Humanisme ? moi je veux bien. Et si Paul Souday, célébrant Voltaire l'anti-Pascal, s'envolait dans un geyser : « Il a vraiment ôté le poids de nos épaules. Il nous a tirés du cachot et nous a ramenés à la lumière. Joie ! Rires de joie ! Grâce à Voltaire, on respire, on vit ! », si M. Maurras, à ce que nous confie Bainville, relisait Candide une fois par année, afin de se bien nettoyer l'âme, et se plaisait à répéter : « Maintenant, la voie est libre ! », je m'en voudrais de les en blâmer. Trahit sua... Mais je comprends mieux Flaubert, que Candide attirait aussi, pour d'autres raisons ; parce que Voltaire est sans espoir, parce qu'il nous montre la créature hagarde, errant sous un ciel « de fer », parce que Candide est un livre noir, un livre amer, « bête comme la vie ». Mais Candide est pour les lettrés. Pour la foule, ce qui subsiste de Voltaire, c'est ceci :

Les prêtres ne sont pas ce qu'un vain peuple pense ;
Notre crédulité fait toute leur science.

Rien d'autre. Cela n'est pas peu, direz-vous. Question qui n'est pas la mienne. Je n'avais qu'un propos : savoir quel homme était cet homme et ce qu'il nous avait apporté.

Est-ce que je le sais, à présent, qui c'était ? Mal. À peine. Il y a ce cri, cet élan, dans une lettre de Mme de Grafigny : « Je l'aime, oui, je l'aime, et il a tant de bonnes qualités que c'est une pitié de lui voir des faiblesses si misérables. » Il y a le témoignage de Mme de Genlis, qui s'est rendue à Ferney sans amitié aucune pour Voltaire, sûre d'avance que cette expérience l'ancrera dans son aversion. Stupeur. Un charme est sorti de lui. Mme de Genlis n'est pas convertie, mais elle est ébranlée. Qu'il est différent, ce vieux magicien, de ce qu'elle attendait ! Dans ses yeux, « quelque chose de velouté, et d'une douceur inexprimable. » S'il est un mot, n'est-ce pas, qui ne lui va guère : chaleur humaine, si ce don du contact, du rayonnement, du cœur à cœur, Voltaire en paraît privé plus que quiconque, voici pourtant, en toutes lettres, ce que lui écrivait Moultou : « vos conversations », qu'elles me font du bien ! Mon âme s'y ranime à « cette chaleur d'humanité qui fait la vie de la vôtre » (sic).
Voltaire, par Huber

Ces choses-là ne peuvent être omises.
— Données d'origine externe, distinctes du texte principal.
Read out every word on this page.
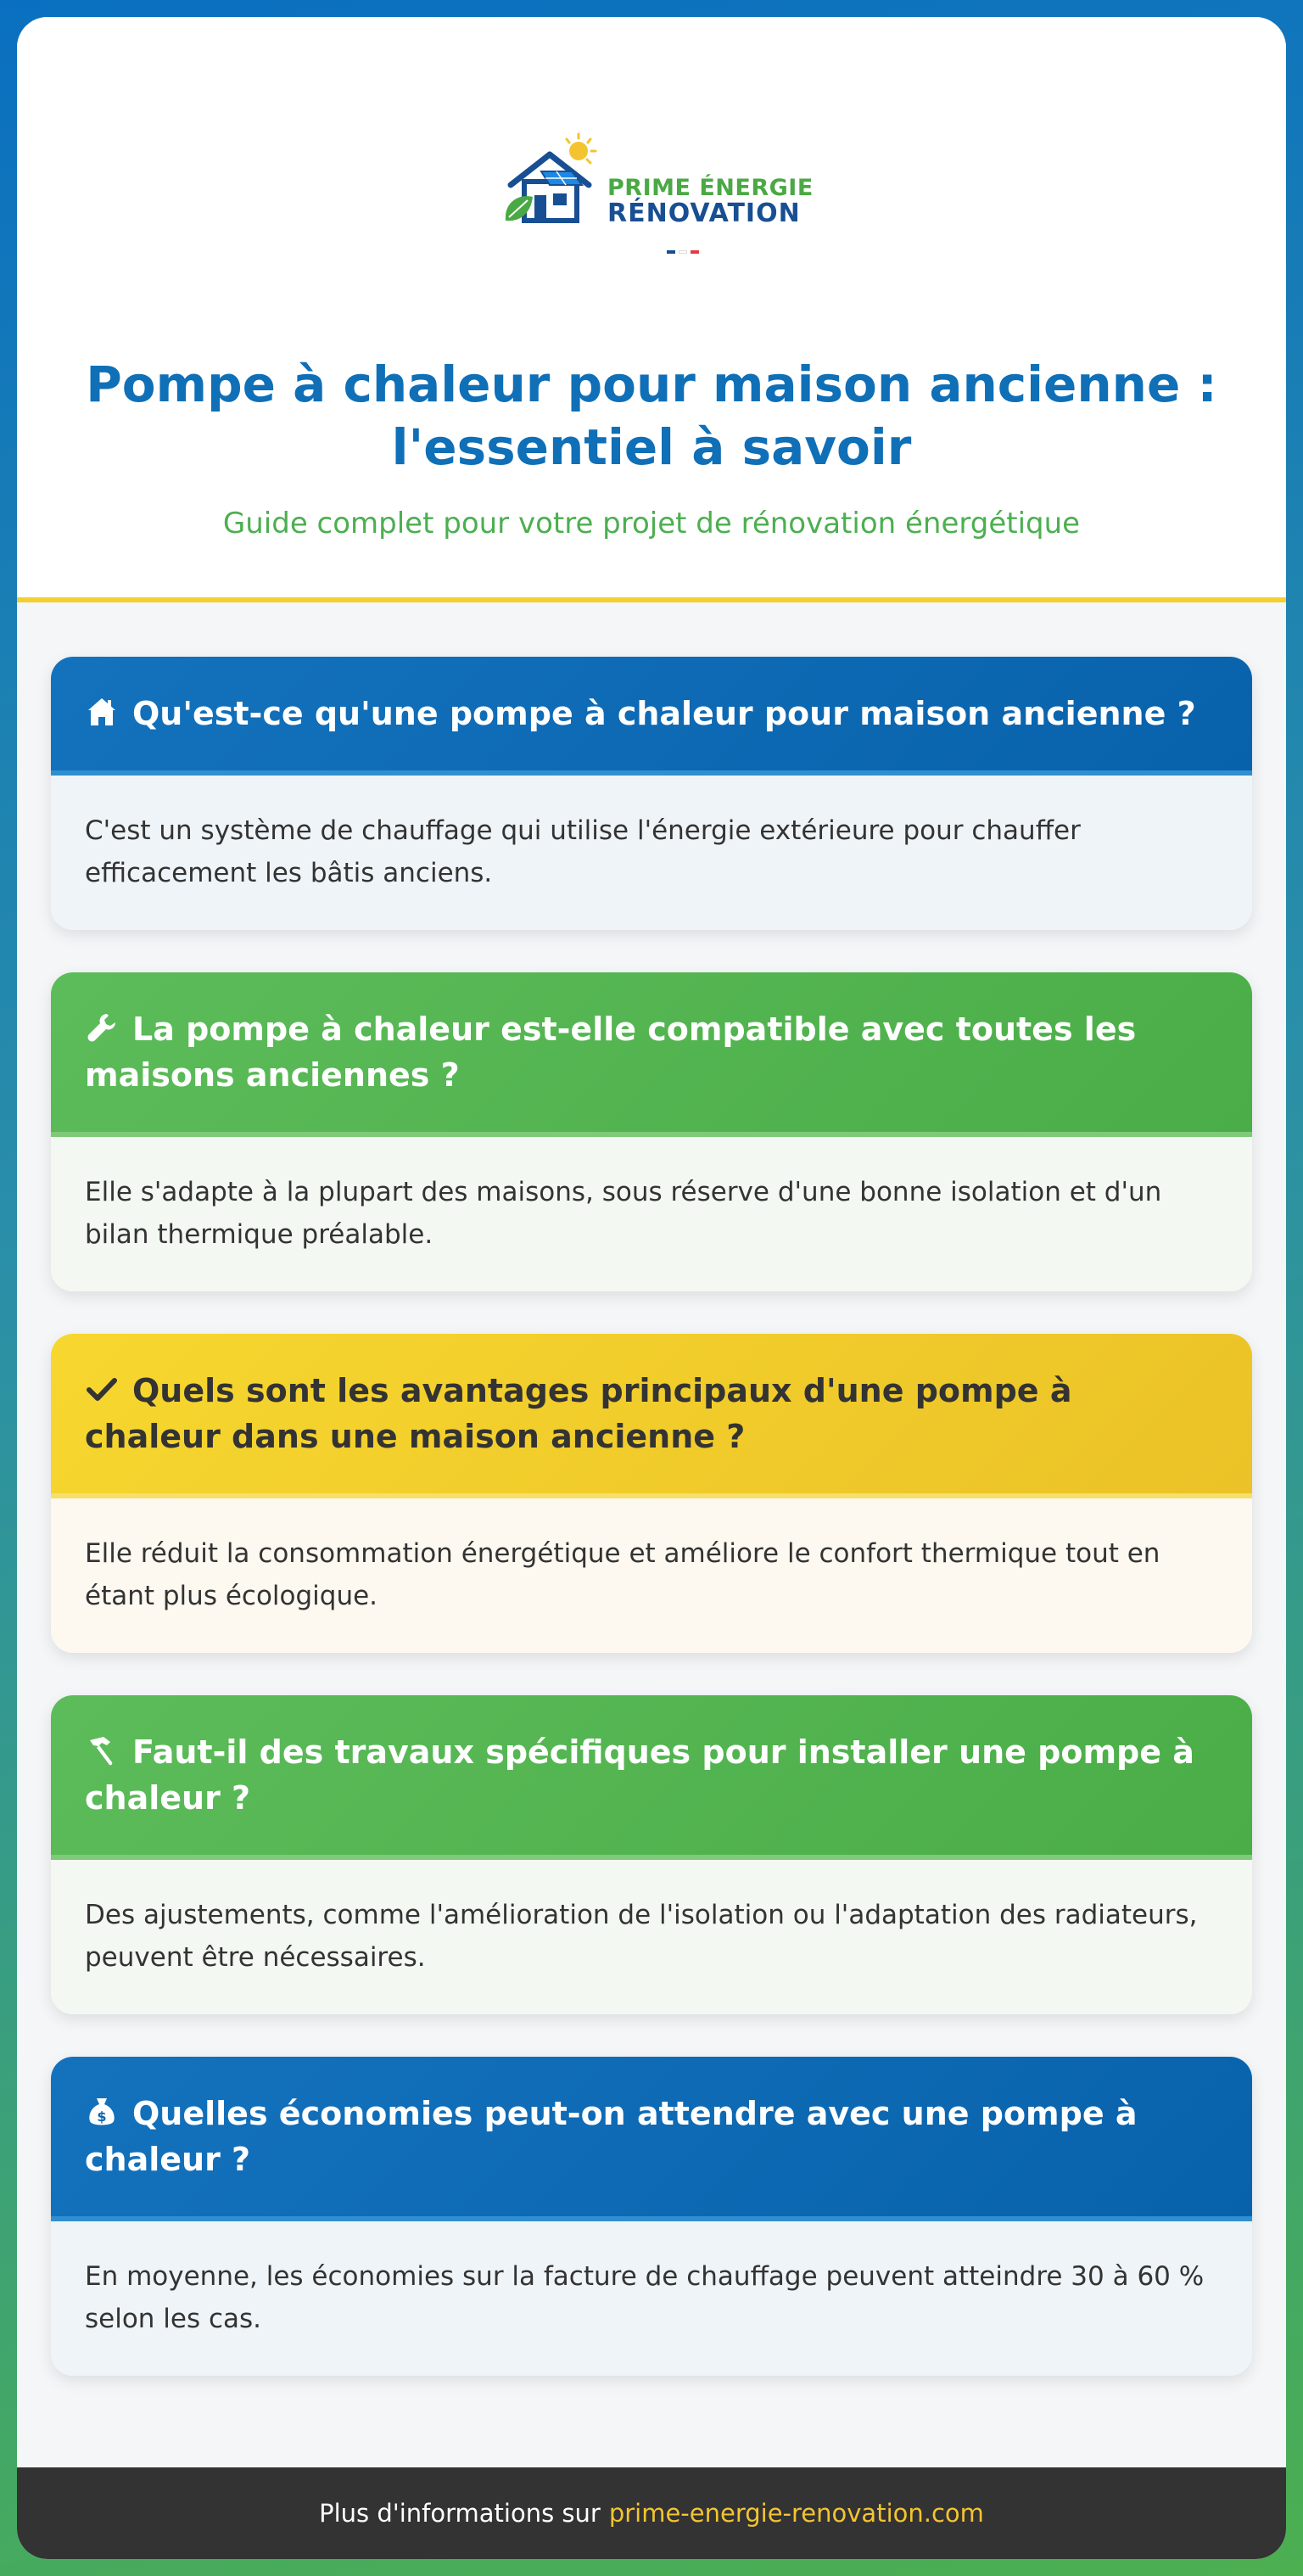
PRIME ÉNERGIE
RÉNOVATION
Pompe à chaleur pour maison ancienne : l'essentiel à savoir
Guide complet pour votre projet de rénovation énergétique
Qu'est-ce qu'une pompe à chaleur pour maison ancienne ?
C'est un système de chauffage qui utilise l'énergie extérieure pour chauffer efficacement les bâtis anciens.
La pompe à chaleur est-elle compatible avec toutes les maisons anciennes ?
Elle s'adapte à la plupart des maisons, sous réserve d'une bonne isolation et d'un bilan thermique préalable.
Quels sont les avantages principaux d'une pompe à chaleur dans une maison ancienne ?
Elle réduit la consommation énergétique et améliore le confort thermique tout en étant plus écologique.
Faut-il des travaux spécifiques pour installer une pompe à chaleur ?
Des ajustements, comme l'amélioration de l'isolation ou l'adaptation des radiateurs, peuvent être nécessaires.
$ Quelles économies peut-on attendre avec une pompe à chaleur ?
En moyenne, les économies sur la facture de chauffage peuvent atteindre 30 à 60 % selon les cas.
Plus d'informations sur prime-energie-renovation.com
Étudions bien, aussi, les visages de Voltaire. Ils ne sont pas tous « ricanants ». Le pastel de Nicolas Cochin, que Besterman a reproduit (l'original est en Amérique), on n'a jamais fini de le scruter. Un Voltaire qui doit avoir la cinquantaine ; son dos se voûte ; il serait presque gras ; un essai de sourire ; mais l'œil, bleu, ne rit pas ; il guette, de côté, attentif, sans bonheur. Et le regard qu'a vu Mme de Genlis, je le reconnais dans un des dessins de Huber. Voltaire, très vieux, qui n'a pas cet air corrosif qu'on lui voit si souvent ; il lève la tête ; il regarde quelque chose ; il écoute quelqu'un, peut-être, qui lui parle, debout, tandis que lui-même est assis. Et là, comme pour « chaleur humaine », un mot, encore, s'impose à nous, imprévisible, presque incroyable : enfance. Sur ce visage sérieux, aux grands yeux clairs, oui, je ne sais quelle enfance.
Voltaire et Mme Denis, par Cochin

Pomeau, Delattre se heurtent à une énigme : la raison, la raison déterminante de cette grande haine qu'a portée Voltaire au christianisme, où se cache-t-elle ? Le motif demeure « obscur » ; ils le disent, l'un et l'autre. Et il est bien vrai que nous manque, là, un élément d'intellection capital. Qu'est-ce qui a bien pu, dans la vie secrète de Voltaire, allumer un tel brasier ? Il ne s'agit pas seulement, chez lui, de rébellion de l'intelligence, d'indignation du sens commun ; il s'agit d'un règlement de comptes. Même révoltée, même indignée, la raison n'a pas de ces flamboiements. Un feu sauvage. Il dit qu'il « éclaire », mais ce qu'il veut, surtout, c'est ravager et anéantir. Sa besogne ressemble moins à l'accomplissement d'une mission qu'à l'assouvissement d'une vengeance. Pomeau et Delattre cherchent tous deux ce qu'ils appellent, chez Voltaire, un « traumatisme » originel. Ils sont persuadés qu'il est arrivé quelque chose à François-Marie Arouet, qu'il a reçu, enfant, une profonde blessure, et ils reprennent l'hypothèse du « jansénisme », à la maison, oppresseur, le frère Armand sombre dévot, le père sans tendresse, la « fixation » de l'enfant sur sa mère. Conjectures faiblement étayées ; car enfin, ce père, ce n'est pas chez les oratoriens jansénistes qu'il a mis en pension François après Armand, c'est chez les jésuites, autrement faciles et « mondains » ; et François n'y sera pas malheureux ; il n'en veut pas à ses anciens maîtres ; il aimait le P. Porée, il admirait le P. Tournemine. Quant au « jansénisme » tel qu'il l'a connu, ce jansénisme du XVIIIe siècle, cette mystique tournée en opposition bourgeoise et gallicane, un rationalisme déjà le pénètre qui l'écarté immensément, chez les laïcs, chez ces gens de robe parmi lesquels Voltaire a grandi, de ce qu'évoquent pour nous les noms de Nicole et d'Arnauld. Quand Voltaire dit « jansénisme », c'est « christianisme » qu'il entend, deux mots, pour lui, interchangeables, mais il préfère le premier, polémique, et qui porte tort.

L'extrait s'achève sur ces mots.